Subrogation is a term that's well-known among legal and insurance firms but often not by the people who hire them. Even if you've never heard the word before, it is in your benefit to comprehend an overview of how it works. The more you know, the better decisions you can make with regard to your insurance company.
Any insurance policy you own is an assurance that, if something bad occurs, the business on the other end of the policy will make good without unreasonable delay. If your vehicle is hit, insurance adjusters (and police, when necessary) decide who was to blame and that person's insurance pays out.
But since figuring out who is financially accountable for services or repairs is typically a heavily involved affair – and delay sometimes compounds the damage to the victim – insurance firms often opt to pay up front and assign blame later. They then need a method to regain the costs if, ultimately, they weren't actually responsible for the payout.
You arrive at the hospital with a sliced-open finger. You give the nurse your medical insurance card and he writes down your policy information. You get stitched up and your insurance company is billed for the expenses. But the next day, when you arrive at your place of employment – where the accident happened – your boss hands you workers compensation forms to fill out. Your company's workers comp policy is actually responsible for the payout, not your medical insurance. The latter has a right to recover its costs somehow.
How Subrogation Works
This is where subrogation comes in. It is the process that an insurance company uses to claim payment after it has paid for something that should have been paid by some other entity. Some insurance firms have in-house property damage lawyers and personal injury attorneys, or a department dedicated to subrogation; others contract with a law firm. Under ordinary circumstances, only you can sue for damages to your person or property. But under subrogation law, your insurance company is extended some of your rights for making good on the damages. It can go after the money that was originally due to you, because it has covered the amount already.
Why Do I Need to Know This?
For starters, if you have a deductible, your insurance company wasn't the only one that had to pay.
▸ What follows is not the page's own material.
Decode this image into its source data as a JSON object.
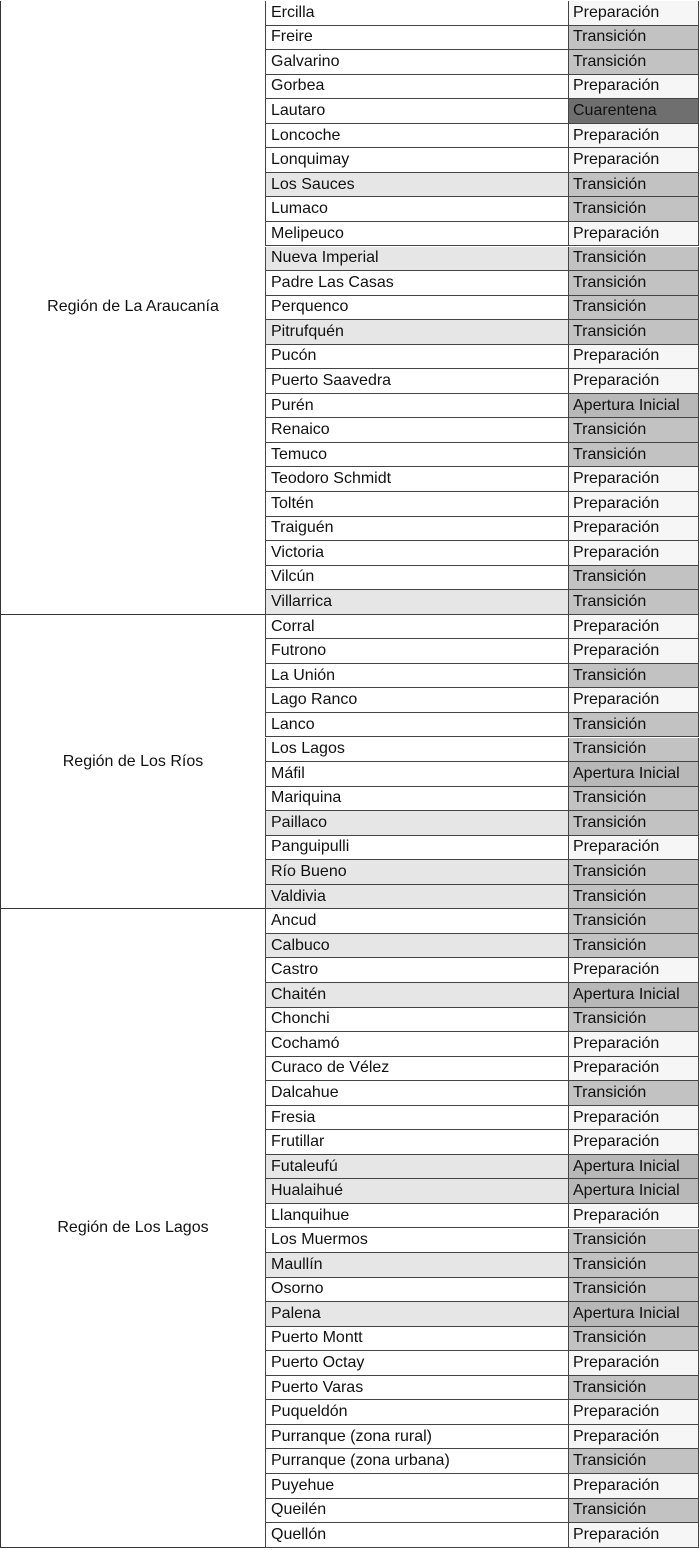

In a $10,000 accident with a $1,000 deductible, you have a stake in the outcome as well – to the tune of $1,000. If your insurer is lax about bringing subrogation cases to court, it might choose to recover its costs by upping your premiums. On the other hand, if it has a proficient legal team and pursues those cases enthusiastically, it is acting both in its own interests and in yours. If all of the money is recovered, you will get your full thousand-dollar deductible back. If it recovers half (for instance, in a case where you are found 50 percent responsible), you'll typically get half your deductible back, depending on the laws in your state.
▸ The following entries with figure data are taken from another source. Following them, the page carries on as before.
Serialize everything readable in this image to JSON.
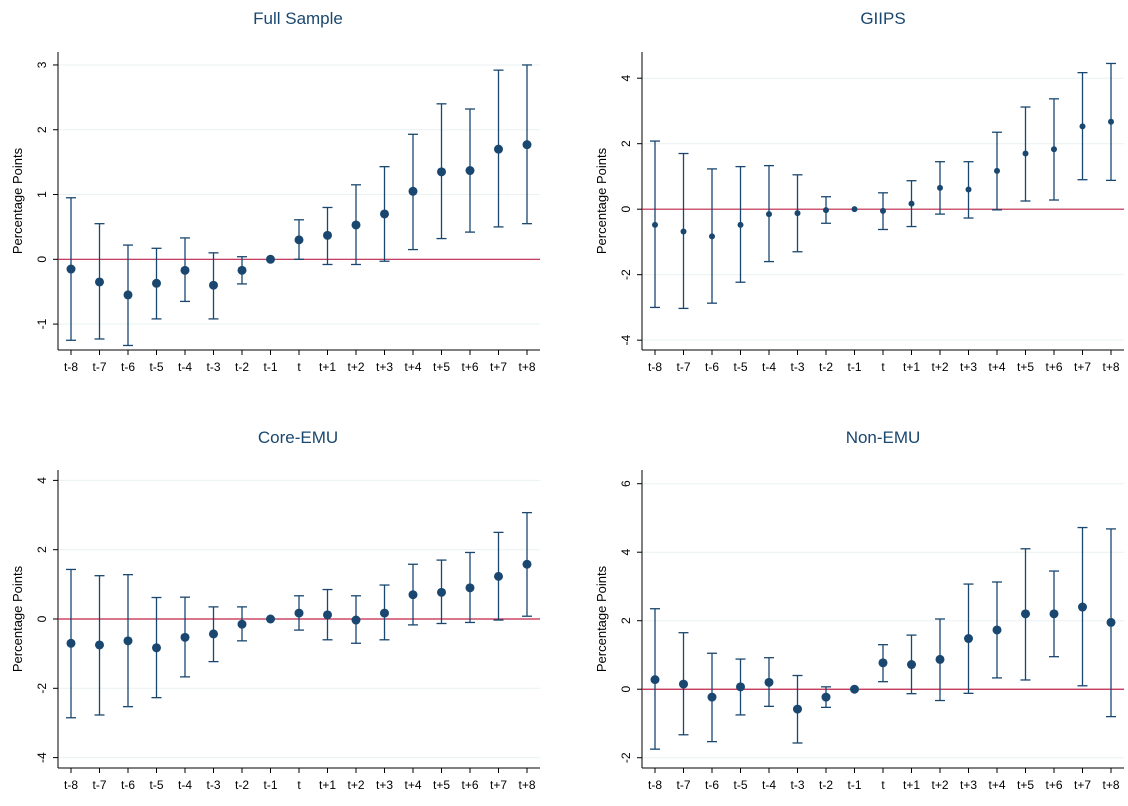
{
  "figure": {
    "colors": {
      "marker": "#1a476f",
      "errorbar": "#1a476f",
      "zero_line": "#c0254a",
      "grid": "#eaf2f3",
      "axis": "#000000"
    }
  },
  "chart_data": [
    {
      "type": "scatter",
      "title": "Full Sample",
      "xlabel": "",
      "ylabel": "Percentage Points",
      "ylim": [
        -1.4,
        3.2
      ],
      "yticks": [
        -1,
        0,
        1,
        2,
        3
      ],
      "ytick_labels": [
        "-1",
        "0",
        "1",
        "2",
        "3"
      ],
      "categories": [
        "t-8",
        "t-7",
        "t-6",
        "t-5",
        "t-4",
        "t-3",
        "t-2",
        "t-1",
        "t",
        "t+1",
        "t+2",
        "t+3",
        "t+4",
        "t+5",
        "t+6",
        "t+7",
        "t+8"
      ],
      "values": [
        -0.15,
        -0.35,
        -0.55,
        -0.37,
        -0.17,
        -0.4,
        -0.17,
        0.0,
        0.3,
        0.37,
        0.53,
        0.7,
        1.05,
        1.35,
        1.37,
        1.7,
        1.77
      ],
      "ci_low": [
        -1.25,
        -1.23,
        -1.33,
        -0.92,
        -0.65,
        -0.92,
        -0.38,
        0.0,
        0.0,
        -0.08,
        -0.08,
        -0.03,
        0.15,
        0.32,
        0.42,
        0.5,
        0.55
      ],
      "ci_high": [
        0.95,
        0.55,
        0.22,
        0.17,
        0.33,
        0.1,
        0.04,
        0.0,
        0.61,
        0.8,
        1.15,
        1.43,
        1.93,
        2.4,
        2.32,
        2.92,
        3.0
      ],
      "reference_line": 0,
      "grid": true
    },
    {
      "type": "scatter",
      "title": "GIIPS",
      "xlabel": "",
      "ylabel": "Percentage Points",
      "ylim": [
        -4.3,
        4.8
      ],
      "yticks": [
        -4,
        -2,
        0,
        2,
        4
      ],
      "ytick_labels": [
        "-4",
        "-2",
        "0",
        "2",
        "4"
      ],
      "categories": [
        "t-8",
        "t-7",
        "t-6",
        "t-5",
        "t-4",
        "t-3",
        "t-2",
        "t-1",
        "t",
        "t+1",
        "t+2",
        "t+3",
        "t+4",
        "t+5",
        "t+6",
        "t+7",
        "t+8"
      ],
      "values": [
        -0.48,
        -0.68,
        -0.83,
        -0.48,
        -0.15,
        -0.12,
        -0.03,
        0.0,
        -0.05,
        0.17,
        0.65,
        0.6,
        1.17,
        1.7,
        1.83,
        2.53,
        2.67
      ],
      "ci_low": [
        -3.0,
        -3.03,
        -2.87,
        -2.23,
        -1.6,
        -1.3,
        -0.43,
        0.0,
        -0.62,
        -0.53,
        -0.15,
        -0.27,
        -0.02,
        0.25,
        0.28,
        0.9,
        0.88
      ],
      "ci_high": [
        2.08,
        1.7,
        1.23,
        1.3,
        1.33,
        1.05,
        0.38,
        0.0,
        0.5,
        0.87,
        1.45,
        1.45,
        2.35,
        3.12,
        3.37,
        4.17,
        4.45
      ],
      "reference_line": 0,
      "grid": true
    },
    {
      "type": "scatter",
      "title": "Core-EMU",
      "xlabel": "",
      "ylabel": "Percentage Points",
      "ylim": [
        -4.3,
        4.3
      ],
      "yticks": [
        -4,
        -2,
        0,
        2,
        4
      ],
      "ytick_labels": [
        "-4",
        "-2",
        "0",
        "2",
        "4"
      ],
      "categories": [
        "t-8",
        "t-7",
        "t-6",
        "t-5",
        "t-4",
        "t-3",
        "t-2",
        "t-1",
        "t",
        "t+1",
        "t+2",
        "t+3",
        "t+4",
        "t+5",
        "t+6",
        "t+7",
        "t+8"
      ],
      "values": [
        -0.7,
        -0.75,
        -0.63,
        -0.83,
        -0.53,
        -0.43,
        -0.15,
        0.0,
        0.17,
        0.12,
        -0.03,
        0.17,
        0.7,
        0.77,
        0.9,
        1.23,
        1.58
      ],
      "ci_low": [
        -2.85,
        -2.77,
        -2.53,
        -2.27,
        -1.67,
        -1.23,
        -0.63,
        0.0,
        -0.32,
        -0.6,
        -0.7,
        -0.6,
        -0.17,
        -0.13,
        -0.1,
        -0.03,
        0.08
      ],
      "ci_high": [
        1.43,
        1.25,
        1.28,
        0.62,
        0.63,
        0.35,
        0.35,
        0.0,
        0.67,
        0.85,
        0.67,
        0.98,
        1.58,
        1.7,
        1.92,
        2.5,
        3.07
      ],
      "reference_line": 0,
      "grid": true
    },
    {
      "type": "scatter",
      "title": "Non-EMU",
      "xlabel": "",
      "ylabel": "Percentage Points",
      "ylim": [
        -2.3,
        6.4
      ],
      "yticks": [
        -2,
        0,
        2,
        4,
        6
      ],
      "ytick_labels": [
        "-2",
        "0",
        "2",
        "4",
        "6"
      ],
      "categories": [
        "t-8",
        "t-7",
        "t-6",
        "t-5",
        "t-4",
        "t-3",
        "t-2",
        "t-1",
        "t",
        "t+1",
        "t+2",
        "t+3",
        "t+4",
        "t+5",
        "t+6",
        "t+7",
        "t+8"
      ],
      "values": [
        0.28,
        0.15,
        -0.23,
        0.07,
        0.2,
        -0.58,
        -0.23,
        0.0,
        0.77,
        0.72,
        0.87,
        1.48,
        1.73,
        2.2,
        2.2,
        2.4,
        1.95
      ],
      "ci_low": [
        -1.75,
        -1.33,
        -1.53,
        -0.75,
        -0.5,
        -1.57,
        -0.53,
        0.0,
        0.22,
        -0.13,
        -0.33,
        -0.12,
        0.33,
        0.27,
        0.95,
        0.1,
        -0.8
      ],
      "ci_high": [
        2.35,
        1.65,
        1.05,
        0.88,
        0.92,
        0.4,
        0.07,
        0.0,
        1.3,
        1.58,
        2.05,
        3.07,
        3.13,
        4.1,
        3.45,
        4.72,
        4.68
      ],
      "reference_line": 0,
      "grid": true
    }
  ]
}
Additionally, if the total price of an accident is more than your maximum coverage amount, you could be in for a stiff bill. If your insurance company or its property damage lawyers, such as auto accident lawyer Norcross GA, pursue subrogation and wins, it will recover your expenses in addition to its own.
All insurers are not the same. When shopping around, it's worth weighing the reputations of competing firms to evaluate if they pursue legitimate subrogation claims; if they resolve those claims fast; if they keep their clients posted as the case continues; and if they then process successfully won reimbursements quickly so that you can get your losses back and move on with your life. If, on the other hand, an insurer has a reputation of paying out claims that aren't its responsibility and then safeguarding its profit margin by raising your premiums, you should keep looking.